That didn't prevent one of them from allegedly accessing her private page.
"Her right to privacy was violated," said Kevin McCollum, Negrete's stepfather. "What happened is not respectful. It is a violation of her trust."
McCollum said Negrete, a standout athlete and good student at the school, came to her parents in tears last Thursday. She said she'd been called to the middle school's front office to meet with an assistant principal.
"He logged out (of his page) and said, 'Log into your Facebook page.'" said Negrete's mom, Connie Becerra. "She then said that she turned around and said, 'Why am I doing this?' and was told, 'Log into your Facebook page, please.' So, through fear, she logged into her Facebook page."
"He proceeded to sit down and go through students' pages and opened up numerous kids' Facebooks and looked through pictures and postings," Becerra said.
"Finally Sami said, 'What are you looking for?' and he said, 'I'm looking for a picture your friend had posted,'" recounted McCollum.
A student at the school was later called into the front office and suspended as a result of what administrators saw, McCollum said.
"There was no right for anybody to come in and ask her to open up her personal information to obtain any information about anybody else," added Becerra. "That's just something you cannot do."
The Everett Public School district is now investigating what happened, said Mary Waggoner, director of communications.
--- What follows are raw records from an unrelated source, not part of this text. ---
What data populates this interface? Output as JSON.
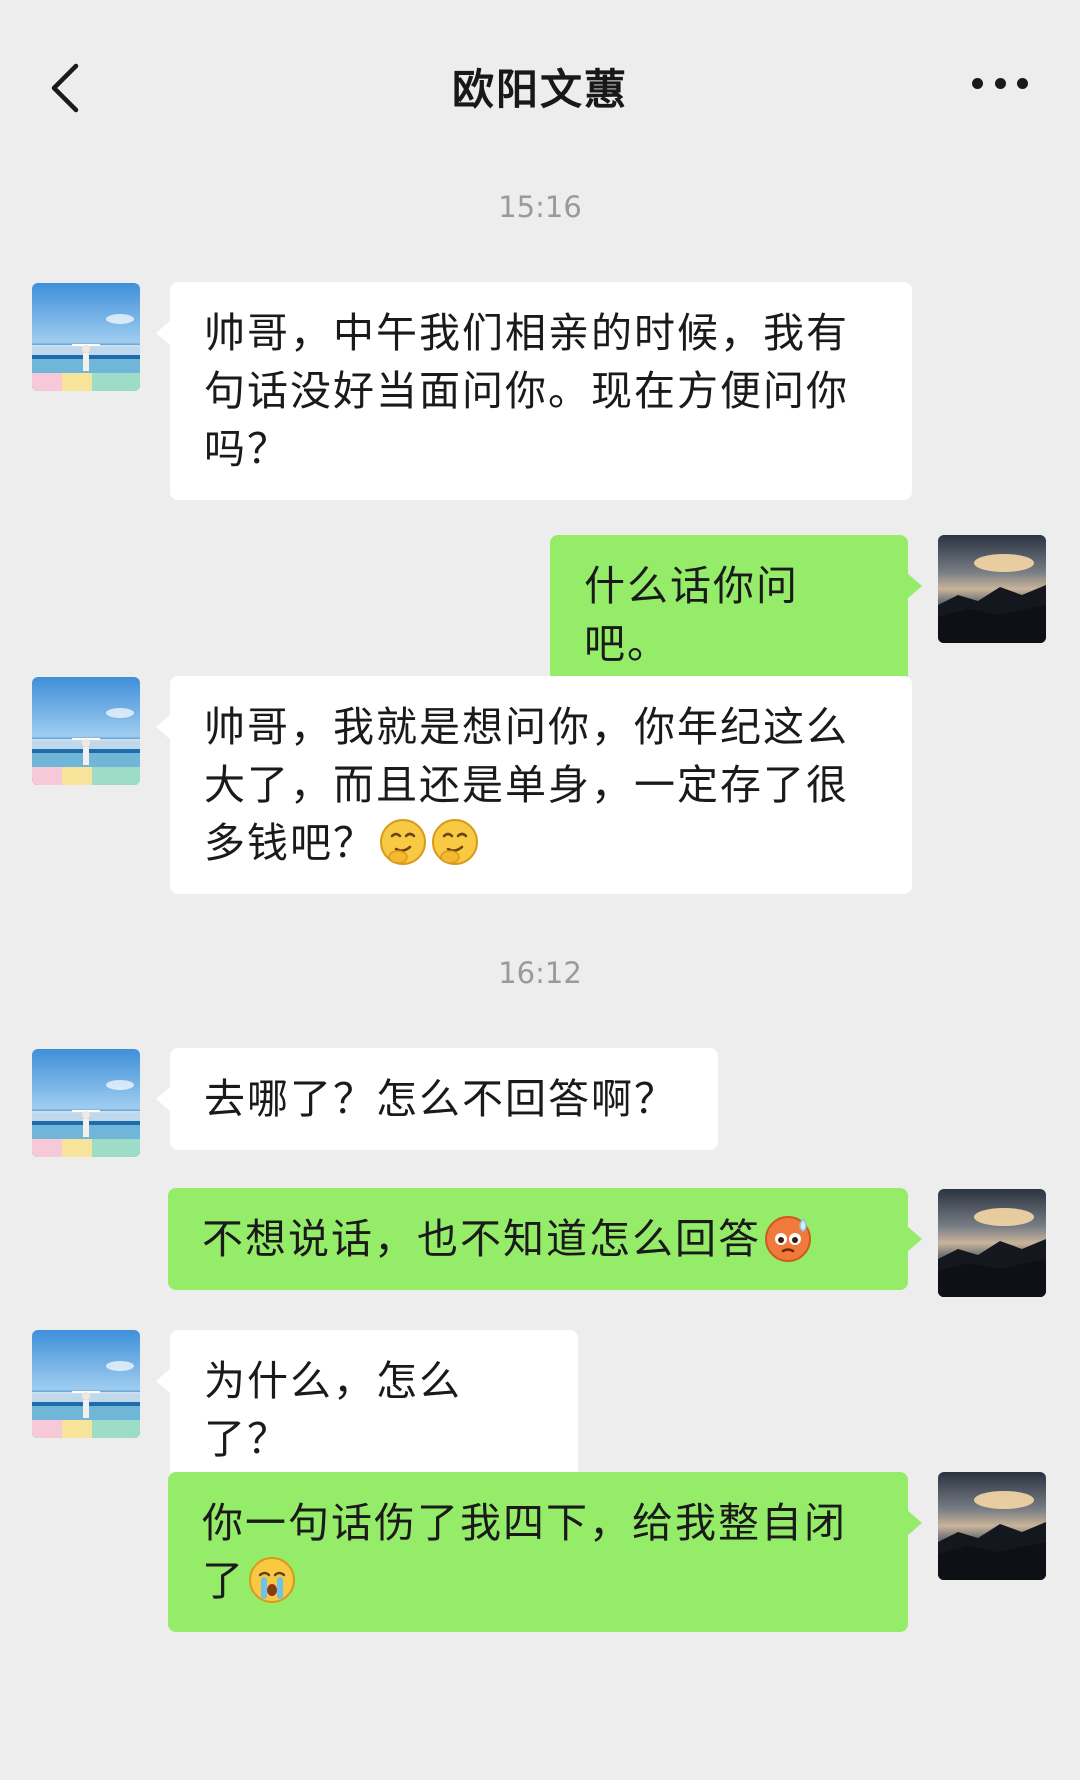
{
  "header": {
    "title": "欧阳文蕙",
    "back_icon": "chevron-left-icon",
    "more_icon": "more-dots-icon"
  },
  "messages": [
    {
      "type": "timestamp",
      "text": "15:16"
    },
    {
      "type": "message",
      "side": "left",
      "text": "帅哥，中午我们相亲的时候，我有句话没好当面问你。现在方便问你吗？"
    },
    {
      "type": "message",
      "side": "right",
      "text": "什么话你问吧。"
    },
    {
      "type": "message",
      "side": "left",
      "text": "帅哥，我就是想问你，你年纪这么大了，而且还是单身，一定存了很多钱吧？",
      "emojis": [
        "smirk-emoji",
        "smirk-emoji"
      ]
    },
    {
      "type": "timestamp",
      "text": "16:12"
    },
    {
      "type": "message",
      "side": "left",
      "text": "去哪了？怎么不回答啊？"
    },
    {
      "type": "message",
      "side": "right",
      "text": "不想说话，也不知道怎么回答",
      "emojis": [
        "sweat-emoji"
      ]
    },
    {
      "type": "message",
      "side": "left",
      "text": "为什么，怎么了？"
    },
    {
      "type": "message",
      "side": "right",
      "text": "你一句话伤了我四下，给我整自闭了",
      "emojis": [
        "crying-emoji"
      ]
    }
  ],
  "colors": {
    "background": "#ededed",
    "incoming_bubble": "#ffffff",
    "outgoing_bubble": "#95ec69",
    "timestamp_text": "#9a9a9a"
  }
}
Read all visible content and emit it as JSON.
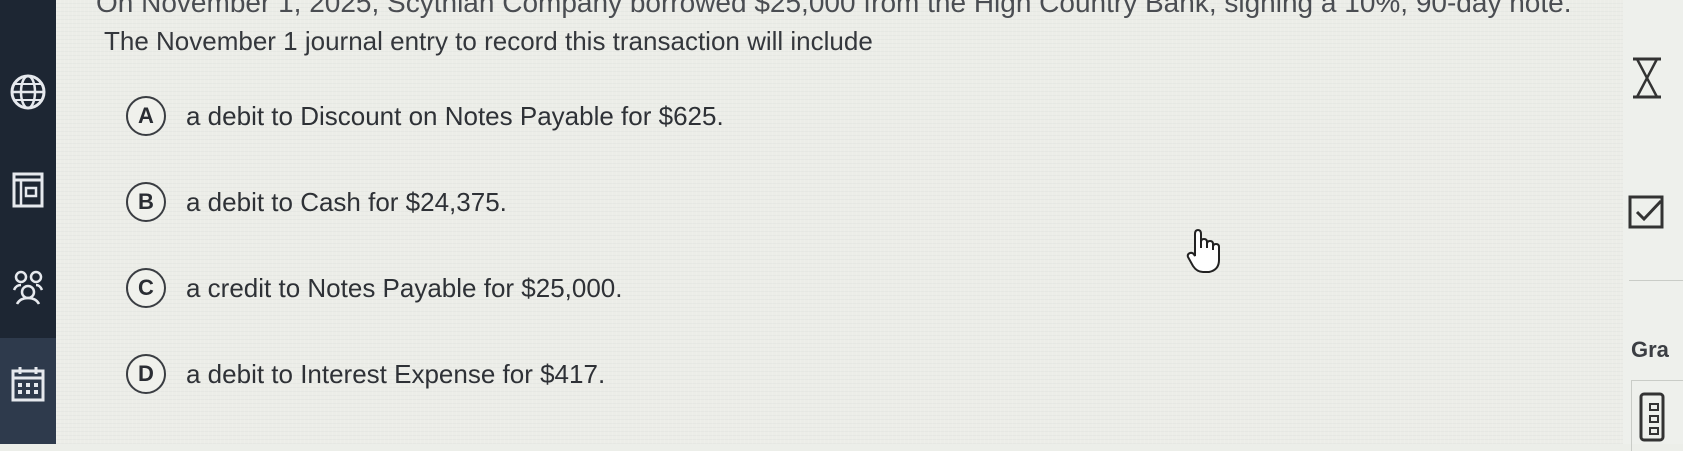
{
  "question": {
    "partial_line": "On November 1, 2025, Scythian Company borrowed $25,000 from the High Country Bank, signing a 10%, 90-day note.",
    "prompt": "The November 1 journal entry to record this transaction will include"
  },
  "options": [
    {
      "letter": "A",
      "text": "a debit to Discount on Notes Payable for $625."
    },
    {
      "letter": "B",
      "text": "a debit to Cash for $24,375."
    },
    {
      "letter": "C",
      "text": "a credit to Notes Payable for $25,000."
    },
    {
      "letter": "D",
      "text": "a debit to Interest Expense for $417."
    }
  ],
  "right_panel": {
    "grade_label": "Gra"
  },
  "icons": {
    "sidebar": [
      "globe-icon",
      "book-icon",
      "group-icon",
      "calendar-icon"
    ],
    "right_panel": [
      "hourglass-icon",
      "checkbox-icon",
      "calculator-icon"
    ],
    "cursor": "hand-pointer-icon"
  },
  "colors": {
    "sidebar_bg": "#1d2633",
    "content_bg": "#ecede8",
    "text": "#2e3136"
  }
}
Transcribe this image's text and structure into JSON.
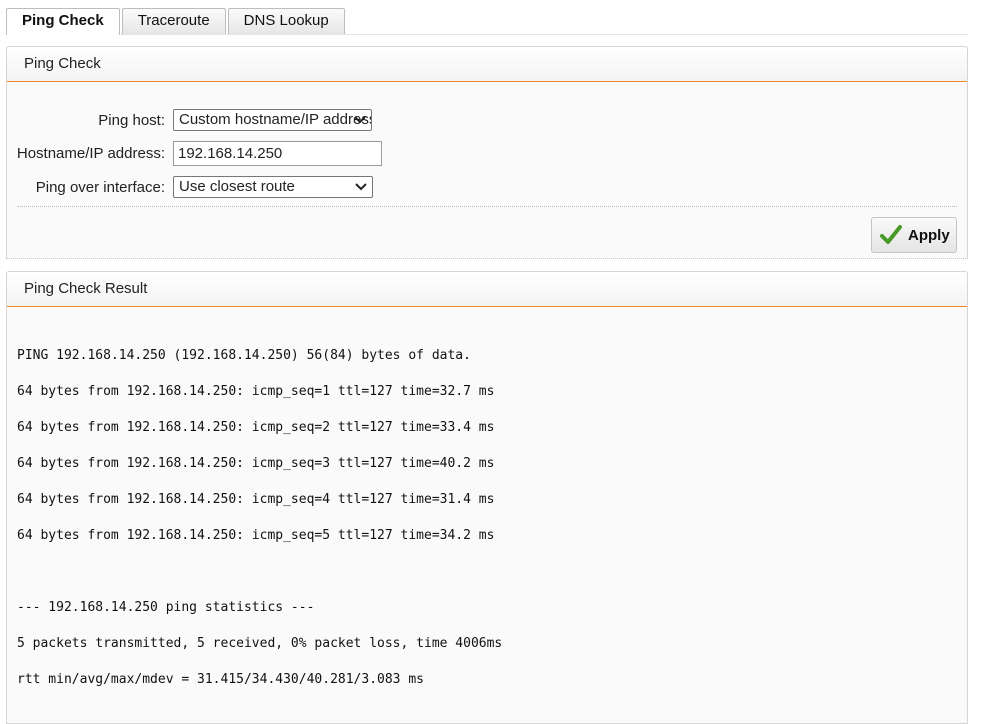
{
  "tabs": [
    {
      "label": "Ping Check",
      "active": true
    },
    {
      "label": "Traceroute",
      "active": false
    },
    {
      "label": "DNS Lookup",
      "active": false
    }
  ],
  "config_panel": {
    "title": "Ping Check",
    "ping_host_label": "Ping host:",
    "ping_host_value": "Custom hostname/IP address",
    "hostname_label": "Hostname/IP address:",
    "hostname_value": "192.168.14.250",
    "interface_label": "Ping over interface:",
    "interface_value": "Use closest route",
    "apply_label": "Apply"
  },
  "result_panel": {
    "title": "Ping Check Result",
    "lines": [
      "PING 192.168.14.250 (192.168.14.250) 56(84) bytes of data.",
      "64 bytes from 192.168.14.250: icmp_seq=1 ttl=127 time=32.7 ms",
      "64 bytes from 192.168.14.250: icmp_seq=2 ttl=127 time=33.4 ms",
      "64 bytes from 192.168.14.250: icmp_seq=3 ttl=127 time=40.2 ms",
      "64 bytes from 192.168.14.250: icmp_seq=4 ttl=127 time=31.4 ms",
      "64 bytes from 192.168.14.250: icmp_seq=5 ttl=127 time=34.2 ms",
      "",
      "--- 192.168.14.250 ping statistics ---",
      "5 packets transmitted, 5 received, 0% packet loss, time 4006ms",
      "rtt min/avg/max/mdev = 31.415/34.430/40.281/3.083 ms"
    ]
  },
  "colors": {
    "accent": "#ec8a2c",
    "check_green": "#4a9a2a"
  }
}
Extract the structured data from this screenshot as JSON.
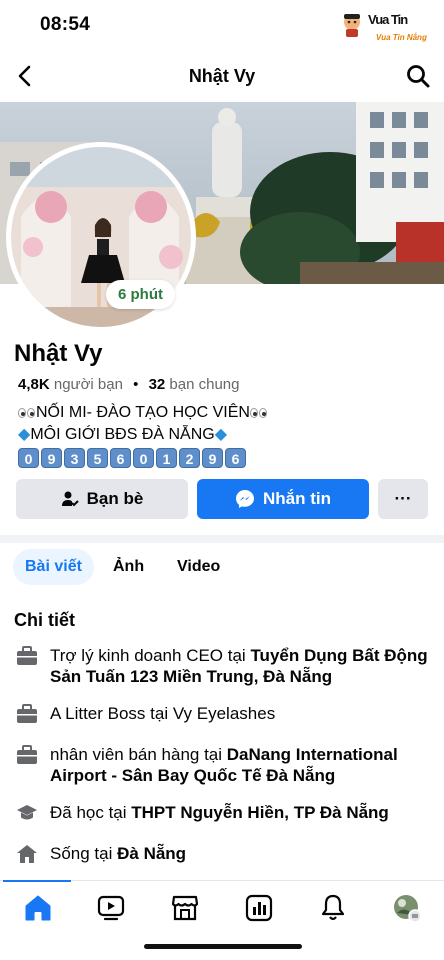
{
  "status": {
    "time": "08:54"
  },
  "watermark": {
    "text": "Vua Tin",
    "sub": "Vua Tin Nắng"
  },
  "header": {
    "title": "Nhật Vy"
  },
  "profile": {
    "name": "Nhật Vy",
    "story_badge": "6 phút",
    "friends_count": "4,8K",
    "friends_label": "người bạn",
    "separator": "•",
    "mutual_count": "32",
    "mutual_label": "bạn chung",
    "bio_line1": "NỐI MI- ĐÀO TẠO HỌC VIÊN",
    "bio_line2": "MÔI GIỚI BĐS ĐÀ NẴNG",
    "phone_digits": [
      "0",
      "9",
      "3",
      "5",
      "6",
      "0",
      "1",
      "2",
      "9",
      "6"
    ]
  },
  "actions": {
    "friends": "Bạn bè",
    "message": "Nhắn tin",
    "more": "···"
  },
  "tabs": [
    {
      "label": "Bài viết"
    },
    {
      "label": "Ảnh"
    },
    {
      "label": "Video"
    }
  ],
  "details": {
    "title": "Chi tiết",
    "items": [
      {
        "icon": "briefcase-icon",
        "prefix": "Trợ lý kinh doanh CEO tại ",
        "bold": "Tuyển Dụng Bất Động Sản Tuấn 123 Miền Trung, Đà Nẵng"
      },
      {
        "icon": "briefcase-icon",
        "prefix": "A Litter Boss tại Vy Eyelashes",
        "bold": ""
      },
      {
        "icon": "briefcase-icon",
        "prefix": "nhân viên bán hàng tại ",
        "bold": "DaNang International Airport - Sân Bay Quốc Tế Đà Nẵng"
      },
      {
        "icon": "graduation-cap-icon",
        "prefix": "Đã học tại ",
        "bold": "THPT Nguyễn Hiền, TP Đà Nẵng"
      },
      {
        "icon": "house-icon",
        "prefix": "Sống tại ",
        "bold": "Đà Nẵng"
      }
    ]
  },
  "bottom_nav": [
    "home-icon",
    "video-icon",
    "marketplace-icon",
    "feeds-icon",
    "bell-icon",
    "profile-avatar"
  ],
  "colors": {
    "accent": "#1877f2",
    "secondary_button": "#e4e6eb",
    "story_badge": "#2d7a3f"
  }
}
She added that school administrators were looking for evidence of cyberbullying, which may have taken place during school hours using a cell phone. That would be a violation of district policy.
"What we do know is the bullying took place and the technicalities of how that was uncovered are part of that investigative process," Waggoner said.
When asked if a student was ordered to log in to her Facebook page as part of the district's investigation, Waggoner said, "That is part of the investigation."
The American Civil Liberties Union is also investigating, and is now working with the family to see if Negrete's civil rights and privacy were violated.
"Students' private communication is private," said Linda Mangel, with the ACLU of Washington. "Just because it's in Facebook or email or on a cell phone doesn't give schools any more right to search that than they would have to ask you to bring in your personal journal or diary from home and read it cover to cover."
The district said it could have the results of its investigation as early as Friday.
"I want kids to know they have rights," Becerra said. "the (school's) job is to keep our children safe and to give them a good education, not to bring them in and scare them."